Minister of State

Personal details
- Born: 24 January 1945 (age 81) Ho, Ghana
- Alma mater: University of Ghana; University of Indiana
- Occupation: Politician, journalist

= Elizabeth Akua Ohene =

Ghanaian politician (born 1945)

Elizabeth Akua Ohene (born 24 January 1945) is a Ghanaian journalist and a politician. She served as Minister of State for Tertiary Education in Ghana under President John Kufuor. She had previously served as the Editor of the Daily Graphic, the first woman in the role.

==Early life and education==
Elizabeth Ohene was born on 24 January 1945 in Ho in the Volta Region of Ghana. She attended Mawuli School and gained admission to the University of Ghana in 1964, graduating with B.A. (Hon.) degree in English in 1967. She also attended the University of Indiana, in Bloomington, Indiana, United States, where she obtained a Mass Communication Certificate. She was a Press Fellow from January to June 1983 at Wolfson College, University of Cambridge, in the United Kingdom.

==Career==
Ohene worked as a journalist at the Daily Graphic and in 1979 became the first woman in Africa to edit a major national daily newspaper. She went into exile after criticising the government of Jerry Rawlings. She is a former Minister of State to the Ministry of Education, Science and Sports. She was also part of the award-winning BBC Focus on Africa team. Ohene was the spokesperson in former President John Kufuor's administration.

When Ohene began her career in journalism with the Daily Graphic in Ghana, it was during a time of political upheaval. She relocated to London to continue her work as a journalist as the publisher and editor of a weekly news magazine called Talking Drums. She later become the Deputy Editor of Daily Programmes in the African Service division of BBC World Service.
Ohene lived in London for 19 years, after leaving Ghana in need of sanctuary. She remembers London fondly, even now that Ghana is a relatively safe and stable country.

Ghana is now considered the safest country for African journalists, and freedom of the press is reportedly thriving. World Press Freedom Day, sponsored by the UNESCO, was hosted in Ghana in May 2018. This was a significant gesture, as under the regime of Jerry John Rawlings journalists were often classified as enemies of the state and were often tortured and killed. Ohene was working as the editor of the Daily Graphic in Ghana while Rawlings was in control of the country. She published an editorial questioning Rawlings' rule, and she had to leave the country to escape his wrath. She went to London, and established the magazine Talking Drums, with two colleagues who escaped with her. The purpose of Talking Drums was to have a platform to expose the human rights abuses happening in Ghana. In 2021, she was appointed Chair of the Board of the Social Security and National Insurance Trust (SSNIT) by President Nana Addo Dankwa Akufo-Addo.

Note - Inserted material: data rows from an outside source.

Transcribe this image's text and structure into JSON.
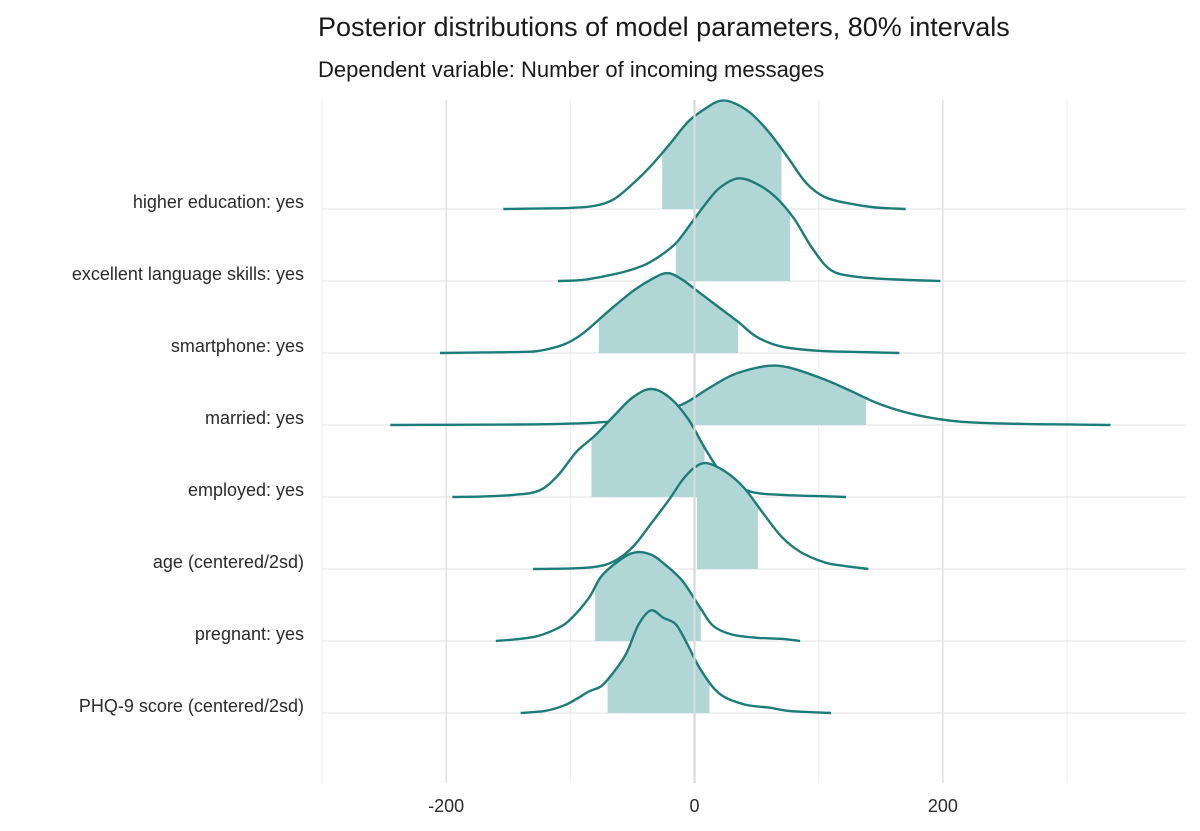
{
  "chart_data": {
    "type": "ridgeline",
    "title": "Posterior distributions of model parameters, 80% intervals",
    "subtitle": "Dependent variable: Number of incoming messages",
    "xlabel": "",
    "ylabel": "",
    "xlim": [
      -300,
      395
    ],
    "xticks": [
      -200,
      0,
      200
    ],
    "xtick_labels": [
      "-200",
      "0",
      "200"
    ],
    "grid": true,
    "colors": {
      "line": "#1c7c7a",
      "interval_fill": "#b0d6d5",
      "grid": "#e6e6e6",
      "zero_line": "#d7d7d7"
    },
    "parameters": [
      {
        "label": "higher education: yes",
        "interval": [
          -26,
          70
        ],
        "density": [
          [
            -154,
            0
          ],
          [
            -120,
            0.005
          ],
          [
            -100,
            0.01
          ],
          [
            -80,
            0.03
          ],
          [
            -65,
            0.09
          ],
          [
            -50,
            0.23
          ],
          [
            -35,
            0.4
          ],
          [
            -20,
            0.6
          ],
          [
            -5,
            0.81
          ],
          [
            10,
            0.94
          ],
          [
            20,
            1.0
          ],
          [
            30,
            0.99
          ],
          [
            45,
            0.89
          ],
          [
            60,
            0.71
          ],
          [
            75,
            0.48
          ],
          [
            90,
            0.24
          ],
          [
            105,
            0.11
          ],
          [
            125,
            0.05
          ],
          [
            145,
            0.015
          ],
          [
            170,
            0
          ]
        ]
      },
      {
        "label": "excellent language skills: yes",
        "interval": [
          -15,
          77
        ],
        "density": [
          [
            -110,
            0
          ],
          [
            -90,
            0.01
          ],
          [
            -70,
            0.05
          ],
          [
            -55,
            0.09
          ],
          [
            -40,
            0.15
          ],
          [
            -28,
            0.23
          ],
          [
            -15,
            0.35
          ],
          [
            -3,
            0.53
          ],
          [
            8,
            0.7
          ],
          [
            20,
            0.86
          ],
          [
            35,
            0.95
          ],
          [
            50,
            0.9
          ],
          [
            65,
            0.78
          ],
          [
            80,
            0.58
          ],
          [
            95,
            0.3
          ],
          [
            110,
            0.1
          ],
          [
            130,
            0.04
          ],
          [
            160,
            0.015
          ],
          [
            198,
            0
          ]
        ]
      },
      {
        "label": "smartphone: yes",
        "interval": [
          -77,
          35
        ],
        "density": [
          [
            -205,
            0
          ],
          [
            -170,
            0.005
          ],
          [
            -140,
            0.01
          ],
          [
            -125,
            0.02
          ],
          [
            -105,
            0.08
          ],
          [
            -90,
            0.18
          ],
          [
            -70,
            0.38
          ],
          [
            -50,
            0.57
          ],
          [
            -35,
            0.68
          ],
          [
            -22,
            0.74
          ],
          [
            -10,
            0.68
          ],
          [
            5,
            0.55
          ],
          [
            20,
            0.42
          ],
          [
            35,
            0.29
          ],
          [
            50,
            0.15
          ],
          [
            70,
            0.06
          ],
          [
            100,
            0.02
          ],
          [
            130,
            0.01
          ],
          [
            165,
            0
          ]
        ]
      },
      {
        "label": "married: yes",
        "interval": [
          -10,
          138
        ],
        "density": [
          [
            -245,
            0
          ],
          [
            -200,
            0.002
          ],
          [
            -150,
            0.004
          ],
          [
            -110,
            0.01
          ],
          [
            -70,
            0.03
          ],
          [
            -40,
            0.08
          ],
          [
            -10,
            0.19
          ],
          [
            10,
            0.33
          ],
          [
            30,
            0.46
          ],
          [
            50,
            0.53
          ],
          [
            65,
            0.55
          ],
          [
            80,
            0.52
          ],
          [
            105,
            0.42
          ],
          [
            125,
            0.32
          ],
          [
            150,
            0.19
          ],
          [
            180,
            0.09
          ],
          [
            215,
            0.03
          ],
          [
            265,
            0.01
          ],
          [
            300,
            0.005
          ],
          [
            335,
            0
          ]
        ]
      },
      {
        "label": "employed: yes",
        "interval": [
          -83,
          8
        ],
        "density": [
          [
            -195,
            0
          ],
          [
            -170,
            0.005
          ],
          [
            -145,
            0.02
          ],
          [
            -125,
            0.06
          ],
          [
            -110,
            0.2
          ],
          [
            -95,
            0.42
          ],
          [
            -80,
            0.57
          ],
          [
            -65,
            0.75
          ],
          [
            -50,
            0.92
          ],
          [
            -35,
            1.0
          ],
          [
            -20,
            0.92
          ],
          [
            -5,
            0.72
          ],
          [
            10,
            0.42
          ],
          [
            25,
            0.18
          ],
          [
            45,
            0.05
          ],
          [
            70,
            0.02
          ],
          [
            95,
            0.01
          ],
          [
            122,
            0
          ]
        ]
      },
      {
        "label": "age (centered/2sd)",
        "interval": [
          2,
          51
        ],
        "density": [
          [
            -130,
            0
          ],
          [
            -100,
            0.005
          ],
          [
            -80,
            0.02
          ],
          [
            -65,
            0.07
          ],
          [
            -50,
            0.2
          ],
          [
            -35,
            0.42
          ],
          [
            -20,
            0.65
          ],
          [
            -10,
            0.82
          ],
          [
            0,
            0.94
          ],
          [
            10,
            0.98
          ],
          [
            25,
            0.9
          ],
          [
            40,
            0.75
          ],
          [
            55,
            0.52
          ],
          [
            70,
            0.3
          ],
          [
            85,
            0.16
          ],
          [
            105,
            0.06
          ],
          [
            120,
            0.03
          ],
          [
            140,
            0
          ]
        ]
      },
      {
        "label": "pregnant: yes",
        "interval": [
          -80,
          5
        ],
        "density": [
          [
            -160,
            0
          ],
          [
            -140,
            0.02
          ],
          [
            -125,
            0.05
          ],
          [
            -110,
            0.12
          ],
          [
            -100,
            0.2
          ],
          [
            -85,
            0.4
          ],
          [
            -75,
            0.6
          ],
          [
            -60,
            0.75
          ],
          [
            -48,
            0.82
          ],
          [
            -35,
            0.8
          ],
          [
            -25,
            0.72
          ],
          [
            -10,
            0.56
          ],
          [
            5,
            0.3
          ],
          [
            15,
            0.14
          ],
          [
            30,
            0.06
          ],
          [
            50,
            0.03
          ],
          [
            70,
            0.02
          ],
          [
            85,
            0
          ]
        ]
      },
      {
        "label": "PHQ-9 score (centered/2sd)",
        "interval": [
          -70,
          12
        ],
        "density": [
          [
            -140,
            0
          ],
          [
            -120,
            0.02
          ],
          [
            -105,
            0.07
          ],
          [
            -95,
            0.13
          ],
          [
            -85,
            0.2
          ],
          [
            -75,
            0.25
          ],
          [
            -65,
            0.38
          ],
          [
            -55,
            0.55
          ],
          [
            -45,
            0.82
          ],
          [
            -35,
            0.95
          ],
          [
            -25,
            0.88
          ],
          [
            -15,
            0.82
          ],
          [
            -5,
            0.62
          ],
          [
            5,
            0.4
          ],
          [
            20,
            0.18
          ],
          [
            40,
            0.08
          ],
          [
            60,
            0.05
          ],
          [
            75,
            0.02
          ],
          [
            90,
            0.01
          ],
          [
            110,
            0
          ]
        ]
      }
    ]
  }
}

She has also been a voice of conscience in the Ghanaian socio-político landscape with her literary writings. In 2022, she argued that the affirmative action bill will be hard to pass as it appears to be a threat to men in position.
Subsequently, she opined her voice on Anas's galamsey exposé, citing it as misleading.

== Politics ==
Ohene opposes corrupt public officials in Ghana; she has stated that corruption should be known as "stealing" and pointed out that it is a scourge on progress for any country.

She has stood up for freedom of the press. In 2016, she advocated for a reporter who was banned from the Ghana Parliament for suspected misreporting, stating that she believes a reporter's job is to push boundaries, and that mistakes should be a teachable moment but nothing more severe.

Ohene is in favour of limiting the population growth in Ghana, as a measure to decrease poverty. She supports the work of Dr Leticia Adelaide Appiah, executive director of the National Population Council, and Appiah's proposal that women in Ghana should be limited to three children or lose access to free government services.

Ohene has been criticized by the Volta Youth Forum for her lack of support for traditional rulers, specifically for her harsh words against Togbe Afede XIV, the Paramount Chief of the Asorgli State and the President of the National House of Chiefs, in 2018.